All cases were done in the prone position. Initial reduction was done utilizing calcaneal traction followed by k-wires to maintain reduction. Fluoroscopy was used to determine calcaneal alignment and fracture reduction. A trocar was placed into the calcaneus followed by a cannula and bone tamp. The balloon was then inflated under fluoroscopy. The use of k-wires positioned distally as a palisade aided in the resulting reduction force of the expanding balloon. Additional K-wires were used to maintain the reduction obtained. Prior to injection into the defect, bone cement (CaPO4) was prepared, and the balloon was removed. 

Percutaneous K-wires were removed on postoperative day seven. All patients underwent the same postoperative protocol, implementing a progressive load from day 15 after surgery. On follow-up, patients were subjected to AOFAS scores, VAS scale, and SF-36. 

Results: All 20 patients were available at the final follow-up. The average AOFAS score was 82.25/100. The mean VAS was 2.7/10. The average “Physical Health” and “Mental Health” parameters were 81.25 and 83.55, respectively. Regarding postoperative complications, there were no cases of superficial or deep infections. There was one case of tricalcium phosphate migration at the subtalar joint. 

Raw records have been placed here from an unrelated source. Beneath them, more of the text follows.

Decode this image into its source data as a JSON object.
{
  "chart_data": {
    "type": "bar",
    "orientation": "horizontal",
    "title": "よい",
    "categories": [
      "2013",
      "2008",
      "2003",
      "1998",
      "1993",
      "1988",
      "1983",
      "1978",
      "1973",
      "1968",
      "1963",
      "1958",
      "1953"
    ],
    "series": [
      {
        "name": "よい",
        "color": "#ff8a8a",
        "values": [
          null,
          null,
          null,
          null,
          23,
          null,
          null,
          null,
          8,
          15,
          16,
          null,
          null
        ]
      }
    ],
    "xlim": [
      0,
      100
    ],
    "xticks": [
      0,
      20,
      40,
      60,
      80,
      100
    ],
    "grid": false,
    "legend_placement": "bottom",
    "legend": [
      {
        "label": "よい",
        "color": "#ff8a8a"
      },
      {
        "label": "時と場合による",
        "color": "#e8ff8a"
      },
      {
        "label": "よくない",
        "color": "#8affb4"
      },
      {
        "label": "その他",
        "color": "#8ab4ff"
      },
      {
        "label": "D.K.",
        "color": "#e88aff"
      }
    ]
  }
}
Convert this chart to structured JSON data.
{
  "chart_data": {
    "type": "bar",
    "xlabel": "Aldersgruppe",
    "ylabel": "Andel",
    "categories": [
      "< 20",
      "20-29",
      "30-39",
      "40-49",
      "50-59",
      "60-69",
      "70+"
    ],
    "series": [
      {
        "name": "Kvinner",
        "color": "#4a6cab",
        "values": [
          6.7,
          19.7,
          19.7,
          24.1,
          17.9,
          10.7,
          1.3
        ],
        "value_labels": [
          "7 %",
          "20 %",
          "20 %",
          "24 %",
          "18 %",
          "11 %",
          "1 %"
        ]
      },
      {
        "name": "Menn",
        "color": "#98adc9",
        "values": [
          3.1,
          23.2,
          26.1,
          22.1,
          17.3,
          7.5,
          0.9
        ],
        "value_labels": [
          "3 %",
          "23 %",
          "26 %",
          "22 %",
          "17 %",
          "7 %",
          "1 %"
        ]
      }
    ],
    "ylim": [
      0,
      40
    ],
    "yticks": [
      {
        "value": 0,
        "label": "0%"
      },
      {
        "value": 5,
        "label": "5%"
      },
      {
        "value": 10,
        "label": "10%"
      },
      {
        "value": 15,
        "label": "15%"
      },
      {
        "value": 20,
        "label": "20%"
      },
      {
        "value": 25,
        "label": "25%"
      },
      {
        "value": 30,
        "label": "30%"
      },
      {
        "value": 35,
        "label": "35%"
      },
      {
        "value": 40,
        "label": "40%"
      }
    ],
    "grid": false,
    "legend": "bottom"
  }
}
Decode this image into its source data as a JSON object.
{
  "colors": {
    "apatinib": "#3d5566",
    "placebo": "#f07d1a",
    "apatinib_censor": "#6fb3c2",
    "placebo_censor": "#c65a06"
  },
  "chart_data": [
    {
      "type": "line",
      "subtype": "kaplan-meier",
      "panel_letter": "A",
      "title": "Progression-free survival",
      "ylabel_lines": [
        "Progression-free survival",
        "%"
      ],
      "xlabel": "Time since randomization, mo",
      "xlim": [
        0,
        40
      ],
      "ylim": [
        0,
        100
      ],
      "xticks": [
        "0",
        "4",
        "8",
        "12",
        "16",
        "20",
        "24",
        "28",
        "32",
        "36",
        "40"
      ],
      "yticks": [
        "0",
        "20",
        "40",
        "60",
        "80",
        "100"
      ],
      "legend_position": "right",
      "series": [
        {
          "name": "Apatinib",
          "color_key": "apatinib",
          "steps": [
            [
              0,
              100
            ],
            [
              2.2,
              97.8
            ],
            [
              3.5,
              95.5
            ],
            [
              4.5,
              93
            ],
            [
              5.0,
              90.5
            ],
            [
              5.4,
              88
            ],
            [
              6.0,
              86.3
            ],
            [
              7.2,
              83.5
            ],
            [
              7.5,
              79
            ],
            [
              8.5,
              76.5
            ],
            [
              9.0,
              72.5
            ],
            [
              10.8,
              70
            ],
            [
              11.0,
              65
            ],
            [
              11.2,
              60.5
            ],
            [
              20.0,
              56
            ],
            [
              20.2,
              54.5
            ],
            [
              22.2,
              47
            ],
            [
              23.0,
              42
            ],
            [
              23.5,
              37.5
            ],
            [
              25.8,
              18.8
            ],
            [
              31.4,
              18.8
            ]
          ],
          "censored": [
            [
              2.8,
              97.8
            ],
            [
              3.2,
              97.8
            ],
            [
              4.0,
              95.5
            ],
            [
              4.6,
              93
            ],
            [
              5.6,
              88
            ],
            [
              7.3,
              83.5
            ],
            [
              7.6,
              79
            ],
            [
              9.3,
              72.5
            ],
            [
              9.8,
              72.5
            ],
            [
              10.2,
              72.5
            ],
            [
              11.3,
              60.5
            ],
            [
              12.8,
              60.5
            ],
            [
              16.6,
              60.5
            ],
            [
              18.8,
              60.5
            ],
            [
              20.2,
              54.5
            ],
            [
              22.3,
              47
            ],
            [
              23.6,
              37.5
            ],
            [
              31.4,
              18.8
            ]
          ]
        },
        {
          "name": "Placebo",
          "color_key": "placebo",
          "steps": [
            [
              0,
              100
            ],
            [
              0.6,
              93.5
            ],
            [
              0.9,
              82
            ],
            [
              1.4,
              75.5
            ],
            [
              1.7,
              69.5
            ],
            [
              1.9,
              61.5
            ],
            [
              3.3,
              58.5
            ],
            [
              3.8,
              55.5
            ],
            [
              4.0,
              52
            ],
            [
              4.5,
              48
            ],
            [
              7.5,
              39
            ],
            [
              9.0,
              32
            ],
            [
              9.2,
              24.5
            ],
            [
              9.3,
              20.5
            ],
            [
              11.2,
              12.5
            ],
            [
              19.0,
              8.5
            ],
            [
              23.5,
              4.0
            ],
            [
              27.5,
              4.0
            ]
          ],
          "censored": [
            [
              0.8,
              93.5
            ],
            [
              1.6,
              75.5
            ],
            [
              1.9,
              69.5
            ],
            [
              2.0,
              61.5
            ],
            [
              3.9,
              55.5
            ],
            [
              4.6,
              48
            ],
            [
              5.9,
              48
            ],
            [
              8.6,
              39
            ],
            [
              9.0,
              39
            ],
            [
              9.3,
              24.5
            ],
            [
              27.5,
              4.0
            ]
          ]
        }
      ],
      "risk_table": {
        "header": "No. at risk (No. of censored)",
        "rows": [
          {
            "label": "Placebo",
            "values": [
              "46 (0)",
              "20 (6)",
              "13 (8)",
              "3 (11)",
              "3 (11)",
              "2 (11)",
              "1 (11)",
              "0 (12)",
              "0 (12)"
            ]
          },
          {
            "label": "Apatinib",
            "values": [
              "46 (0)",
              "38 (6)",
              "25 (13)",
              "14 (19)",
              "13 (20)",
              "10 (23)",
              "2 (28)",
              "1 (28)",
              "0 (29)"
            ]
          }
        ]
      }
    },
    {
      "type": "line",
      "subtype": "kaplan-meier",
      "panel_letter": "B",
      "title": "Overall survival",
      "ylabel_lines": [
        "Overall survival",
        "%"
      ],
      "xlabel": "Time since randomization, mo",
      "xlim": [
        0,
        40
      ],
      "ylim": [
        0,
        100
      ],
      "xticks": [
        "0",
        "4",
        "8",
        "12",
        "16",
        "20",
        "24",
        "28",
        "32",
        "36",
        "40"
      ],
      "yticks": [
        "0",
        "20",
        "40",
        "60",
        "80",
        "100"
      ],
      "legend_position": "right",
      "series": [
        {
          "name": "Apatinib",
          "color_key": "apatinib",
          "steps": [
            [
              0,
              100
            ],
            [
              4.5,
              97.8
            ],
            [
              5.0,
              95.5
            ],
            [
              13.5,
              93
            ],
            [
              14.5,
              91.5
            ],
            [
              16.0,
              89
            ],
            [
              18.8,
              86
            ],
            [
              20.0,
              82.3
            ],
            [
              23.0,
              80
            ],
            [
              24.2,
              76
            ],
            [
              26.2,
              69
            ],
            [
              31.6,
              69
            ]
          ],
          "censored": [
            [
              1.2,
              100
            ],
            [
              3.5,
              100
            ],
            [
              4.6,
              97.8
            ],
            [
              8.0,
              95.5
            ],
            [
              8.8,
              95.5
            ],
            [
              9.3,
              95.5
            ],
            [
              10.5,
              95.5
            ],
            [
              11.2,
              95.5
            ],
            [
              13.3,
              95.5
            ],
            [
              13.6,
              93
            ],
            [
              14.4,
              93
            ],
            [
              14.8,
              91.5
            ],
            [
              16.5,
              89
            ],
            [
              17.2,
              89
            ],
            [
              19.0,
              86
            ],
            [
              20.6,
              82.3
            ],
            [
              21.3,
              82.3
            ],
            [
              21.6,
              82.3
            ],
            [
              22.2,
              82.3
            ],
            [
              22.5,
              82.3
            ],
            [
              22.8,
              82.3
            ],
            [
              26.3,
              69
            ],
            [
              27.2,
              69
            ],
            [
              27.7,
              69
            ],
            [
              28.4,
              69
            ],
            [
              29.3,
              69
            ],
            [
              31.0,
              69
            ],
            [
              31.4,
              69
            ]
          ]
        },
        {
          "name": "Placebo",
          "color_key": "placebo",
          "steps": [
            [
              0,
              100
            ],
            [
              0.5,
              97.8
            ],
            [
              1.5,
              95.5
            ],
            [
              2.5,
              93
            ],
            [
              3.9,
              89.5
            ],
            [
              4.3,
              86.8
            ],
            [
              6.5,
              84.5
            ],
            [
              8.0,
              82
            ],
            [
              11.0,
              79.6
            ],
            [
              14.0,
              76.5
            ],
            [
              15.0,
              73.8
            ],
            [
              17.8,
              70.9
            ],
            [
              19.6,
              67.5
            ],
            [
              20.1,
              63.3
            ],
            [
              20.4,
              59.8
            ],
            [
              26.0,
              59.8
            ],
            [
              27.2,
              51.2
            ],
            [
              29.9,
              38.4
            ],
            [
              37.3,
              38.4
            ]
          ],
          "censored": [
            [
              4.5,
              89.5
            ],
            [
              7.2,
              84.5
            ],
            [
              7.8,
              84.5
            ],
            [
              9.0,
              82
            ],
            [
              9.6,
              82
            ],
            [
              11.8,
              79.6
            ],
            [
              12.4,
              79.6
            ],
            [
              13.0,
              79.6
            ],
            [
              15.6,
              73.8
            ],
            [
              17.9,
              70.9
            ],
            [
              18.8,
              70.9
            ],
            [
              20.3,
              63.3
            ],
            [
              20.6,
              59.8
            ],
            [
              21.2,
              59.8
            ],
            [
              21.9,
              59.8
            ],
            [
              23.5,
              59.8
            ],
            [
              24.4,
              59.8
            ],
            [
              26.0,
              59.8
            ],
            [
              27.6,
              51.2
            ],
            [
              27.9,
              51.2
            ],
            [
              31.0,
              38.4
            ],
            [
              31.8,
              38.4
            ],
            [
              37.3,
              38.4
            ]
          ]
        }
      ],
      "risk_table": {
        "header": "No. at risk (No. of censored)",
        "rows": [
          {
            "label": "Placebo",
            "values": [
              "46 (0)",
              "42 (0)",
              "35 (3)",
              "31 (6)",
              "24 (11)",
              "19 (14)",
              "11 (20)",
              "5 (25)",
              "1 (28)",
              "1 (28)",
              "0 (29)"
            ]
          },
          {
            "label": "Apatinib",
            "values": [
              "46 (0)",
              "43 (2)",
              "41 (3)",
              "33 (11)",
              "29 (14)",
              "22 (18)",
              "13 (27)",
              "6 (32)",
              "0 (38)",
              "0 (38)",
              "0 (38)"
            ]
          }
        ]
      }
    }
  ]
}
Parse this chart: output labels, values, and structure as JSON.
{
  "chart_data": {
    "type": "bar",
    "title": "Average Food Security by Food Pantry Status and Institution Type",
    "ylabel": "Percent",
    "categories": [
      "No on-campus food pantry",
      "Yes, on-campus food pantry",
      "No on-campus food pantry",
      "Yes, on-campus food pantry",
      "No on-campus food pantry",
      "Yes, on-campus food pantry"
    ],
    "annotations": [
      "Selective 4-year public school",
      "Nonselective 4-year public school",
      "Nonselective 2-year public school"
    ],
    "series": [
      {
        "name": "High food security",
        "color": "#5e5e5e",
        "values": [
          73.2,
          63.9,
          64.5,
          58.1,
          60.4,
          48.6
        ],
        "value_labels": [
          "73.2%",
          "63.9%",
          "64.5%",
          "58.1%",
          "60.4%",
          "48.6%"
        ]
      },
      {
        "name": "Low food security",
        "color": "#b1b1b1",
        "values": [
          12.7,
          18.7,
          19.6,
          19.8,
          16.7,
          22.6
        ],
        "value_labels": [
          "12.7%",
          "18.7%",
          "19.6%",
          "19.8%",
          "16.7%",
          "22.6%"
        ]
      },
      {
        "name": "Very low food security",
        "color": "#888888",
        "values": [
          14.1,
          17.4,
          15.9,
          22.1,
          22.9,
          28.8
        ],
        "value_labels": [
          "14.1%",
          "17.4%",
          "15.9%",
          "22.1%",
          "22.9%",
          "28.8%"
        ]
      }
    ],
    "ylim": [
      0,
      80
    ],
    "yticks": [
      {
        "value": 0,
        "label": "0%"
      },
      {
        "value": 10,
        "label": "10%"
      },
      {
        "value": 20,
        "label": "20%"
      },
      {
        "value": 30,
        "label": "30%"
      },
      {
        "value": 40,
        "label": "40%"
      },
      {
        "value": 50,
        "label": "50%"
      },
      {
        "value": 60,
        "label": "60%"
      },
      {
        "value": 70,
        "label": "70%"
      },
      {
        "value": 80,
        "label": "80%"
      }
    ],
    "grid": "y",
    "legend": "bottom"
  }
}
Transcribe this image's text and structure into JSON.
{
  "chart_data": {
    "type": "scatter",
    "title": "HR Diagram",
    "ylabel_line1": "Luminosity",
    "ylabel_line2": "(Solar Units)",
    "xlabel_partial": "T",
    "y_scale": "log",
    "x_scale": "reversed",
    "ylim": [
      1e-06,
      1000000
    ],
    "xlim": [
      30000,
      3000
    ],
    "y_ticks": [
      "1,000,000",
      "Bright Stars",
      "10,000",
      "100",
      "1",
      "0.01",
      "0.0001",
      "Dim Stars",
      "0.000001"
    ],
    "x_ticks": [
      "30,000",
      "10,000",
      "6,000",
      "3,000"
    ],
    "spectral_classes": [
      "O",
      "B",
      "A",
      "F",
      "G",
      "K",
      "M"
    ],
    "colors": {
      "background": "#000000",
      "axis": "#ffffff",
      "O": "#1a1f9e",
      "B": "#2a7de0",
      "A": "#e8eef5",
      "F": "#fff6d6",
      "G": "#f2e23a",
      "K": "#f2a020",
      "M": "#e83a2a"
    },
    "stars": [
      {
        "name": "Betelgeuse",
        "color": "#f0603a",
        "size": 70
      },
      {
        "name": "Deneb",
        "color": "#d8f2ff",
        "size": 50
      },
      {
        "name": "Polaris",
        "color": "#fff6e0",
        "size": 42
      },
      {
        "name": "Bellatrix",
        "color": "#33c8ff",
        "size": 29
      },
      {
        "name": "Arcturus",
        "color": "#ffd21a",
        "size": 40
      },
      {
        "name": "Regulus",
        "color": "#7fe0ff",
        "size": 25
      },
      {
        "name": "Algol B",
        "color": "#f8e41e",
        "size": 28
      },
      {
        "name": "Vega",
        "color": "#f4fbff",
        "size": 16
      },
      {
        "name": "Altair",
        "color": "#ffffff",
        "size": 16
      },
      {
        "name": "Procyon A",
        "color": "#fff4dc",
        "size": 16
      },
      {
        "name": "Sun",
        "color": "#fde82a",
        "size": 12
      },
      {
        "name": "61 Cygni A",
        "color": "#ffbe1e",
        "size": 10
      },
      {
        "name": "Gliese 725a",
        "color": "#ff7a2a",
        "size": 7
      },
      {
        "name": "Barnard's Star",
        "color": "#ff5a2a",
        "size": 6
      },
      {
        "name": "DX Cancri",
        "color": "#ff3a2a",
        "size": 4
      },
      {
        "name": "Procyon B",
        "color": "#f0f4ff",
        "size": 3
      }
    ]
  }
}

Conclusions: Clinically, balloon-assisted reduction, pin fixation, and tricalcium phosphate augmentation have shown comparable or better outcomes according to the AOFAS, VAS, and SF-36 when compared to studies that evaluated ORIF. Further comparative studies with a larger patient sample are needed which assess the quality of life in the several techniques used to treat calcaneal fractures.